Honoré Champion quitta le collège Turgot [IIIe]pour entrer, en 1860, comme apprenti chez Jean-Baptiste-André Dumoulin (1808-1885), libraire 13 quai des Grands-Augustins [VIe]:

« Pas commode le père Dumoulin, sanglé dans sa redingote, petit, maigre et sec, qui fumait entre les piles de livres son cigare à deux sous ! »
(Pierre Champion. Mon vieux quartier. Paris, Bernard Grasset, 1932, p. 11)

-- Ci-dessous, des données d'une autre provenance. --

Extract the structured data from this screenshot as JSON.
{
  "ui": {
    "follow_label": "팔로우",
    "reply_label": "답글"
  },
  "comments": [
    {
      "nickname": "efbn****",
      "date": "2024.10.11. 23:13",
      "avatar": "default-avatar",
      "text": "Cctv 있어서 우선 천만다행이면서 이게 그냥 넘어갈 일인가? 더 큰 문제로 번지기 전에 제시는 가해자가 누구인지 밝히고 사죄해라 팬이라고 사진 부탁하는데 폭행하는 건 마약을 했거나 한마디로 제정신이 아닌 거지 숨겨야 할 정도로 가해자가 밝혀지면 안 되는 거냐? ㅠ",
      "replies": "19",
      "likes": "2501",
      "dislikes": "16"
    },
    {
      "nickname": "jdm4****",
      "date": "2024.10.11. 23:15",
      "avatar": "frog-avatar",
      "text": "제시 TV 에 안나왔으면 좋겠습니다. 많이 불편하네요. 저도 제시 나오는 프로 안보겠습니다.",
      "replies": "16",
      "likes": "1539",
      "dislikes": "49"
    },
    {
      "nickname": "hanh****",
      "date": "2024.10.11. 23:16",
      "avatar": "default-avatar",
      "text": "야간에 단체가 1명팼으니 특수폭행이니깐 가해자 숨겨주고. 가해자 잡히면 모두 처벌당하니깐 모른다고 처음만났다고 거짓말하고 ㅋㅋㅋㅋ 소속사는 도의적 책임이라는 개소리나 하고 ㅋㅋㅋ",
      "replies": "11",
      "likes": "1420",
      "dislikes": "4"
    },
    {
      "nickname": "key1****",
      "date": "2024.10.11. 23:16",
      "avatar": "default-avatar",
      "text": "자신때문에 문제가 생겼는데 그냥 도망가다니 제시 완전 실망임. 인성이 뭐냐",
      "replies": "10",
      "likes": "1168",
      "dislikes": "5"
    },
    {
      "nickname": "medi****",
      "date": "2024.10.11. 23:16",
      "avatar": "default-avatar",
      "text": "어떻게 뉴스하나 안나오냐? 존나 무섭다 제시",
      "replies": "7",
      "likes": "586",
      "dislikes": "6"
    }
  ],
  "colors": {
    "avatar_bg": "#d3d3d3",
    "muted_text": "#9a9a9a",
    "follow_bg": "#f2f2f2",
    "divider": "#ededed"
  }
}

Marque du libraire Dumoulin
Originaire de Normandie, Dumoulin avait ouvert, en 1834, une librairie historique, archéologique, ancienne et moderne. Il était libraire de la Société impériale des Chartes et publia la Bibliothèque de l’École des chartes de 1844 à 1862 ; il était aussi libraire de la Société nationale des Antiquaires de France, dont il publia les Mémoires de 1846 à 1883. Antiquaires et chartistes se retrouvaient dans sa boutique. De temps à autres, il publiait un livre d’érudition : Essai historique et archéologique sur l'église cathédrale de Notre-Dame de Laon, par Jules Marion (1843) ; Histoire des guerres de religion dans la Manche, par A. Delalande (1844) ; La Noblesse de France aux Croisades, par P. Roger (1845) ; Preuves de l'état civil des personnes et de la condition des terres dans les Gaules, par C.-J. Perreciot (1845) ; Histoire de l'Hôtel de Ville de Paris, par Le Roux de Lincy (1846) ; Recherches sur la vie et les ouvrages de quelques peintres provinciaux de l'ancienne France, par Ph. de Pointel (1847) ; Histoire des grands panetiers de Normandie, par le marquis de Belbeuf (1856) ; Les Écoles épiscopales et monastiques de l'Occident, par Léon Maitre (1866) ; Napoléon, Joseph et Lucien Bonaparte au collège d'Autun en Bourgogne, par Harold de Fontenay (1869).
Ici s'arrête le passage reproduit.